I have always loved the texture of Stonestreet Chardonnays, which are silky, soft, and enveloping in the mouth. This splendid richness to me is the salient trait of the winery’s five Chardonnays -- the basic Alexander Valley bottling ($29) and four single-vineyard Chardonnays. In blind-tasting this Upper Barn Chardonnay, I was again taken by that luxurious texture, which in this case forms a striking contrast to the wine’s crisp acidity. The wine is quite full-bodied with high (14.5%) alcohol and it is dry, despite being so rich. The aromas and flavors are very complex, ranging from seductive notes of honey, butter, smoke, melon and ripe lemon on the nose to pineapple, citrus, stony minerality, mushroom and nutty notes in the mouth. But: Rich as they are, these aromatics are not flamboyant; within the huge structure of this wine, they are relatively restrained.

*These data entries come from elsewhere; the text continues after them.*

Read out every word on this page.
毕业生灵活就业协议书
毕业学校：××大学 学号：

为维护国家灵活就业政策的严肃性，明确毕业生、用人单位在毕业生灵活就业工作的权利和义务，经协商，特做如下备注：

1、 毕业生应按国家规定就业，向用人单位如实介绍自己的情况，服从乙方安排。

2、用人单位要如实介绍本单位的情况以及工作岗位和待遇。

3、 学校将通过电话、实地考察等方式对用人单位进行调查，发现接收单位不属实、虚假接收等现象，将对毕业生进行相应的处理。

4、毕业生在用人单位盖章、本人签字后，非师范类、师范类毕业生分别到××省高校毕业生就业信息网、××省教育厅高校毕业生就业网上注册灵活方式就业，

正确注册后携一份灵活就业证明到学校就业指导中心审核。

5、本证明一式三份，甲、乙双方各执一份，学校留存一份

Winemaker Graham Weerts believes that the lovely texture of his Chardonnays derives first from the impressive low-yield fruit that the vineyards give him -- in 2007, the Upper Barn site yielded 1.4 tons of grapes per acre -- and second, from a few key winemaking practices. These include the use of only free run juice from the whole-cluster pressing of the fruit, to minimize the phenolic content of the juice and wine; ambient yeast fermentation in barrel; and a gentle fining just before bottling to soften the oak’s impact in the wine’s taste. Other elements of the winemaking include complete malolactic fermentation, and 11 months of aging in French oak (50 percent new barrels).
In the end, the combination of gifted fruit and natural winemaking has resulted in a provocative and beautiful Chardonnay. Only 385 cases produced.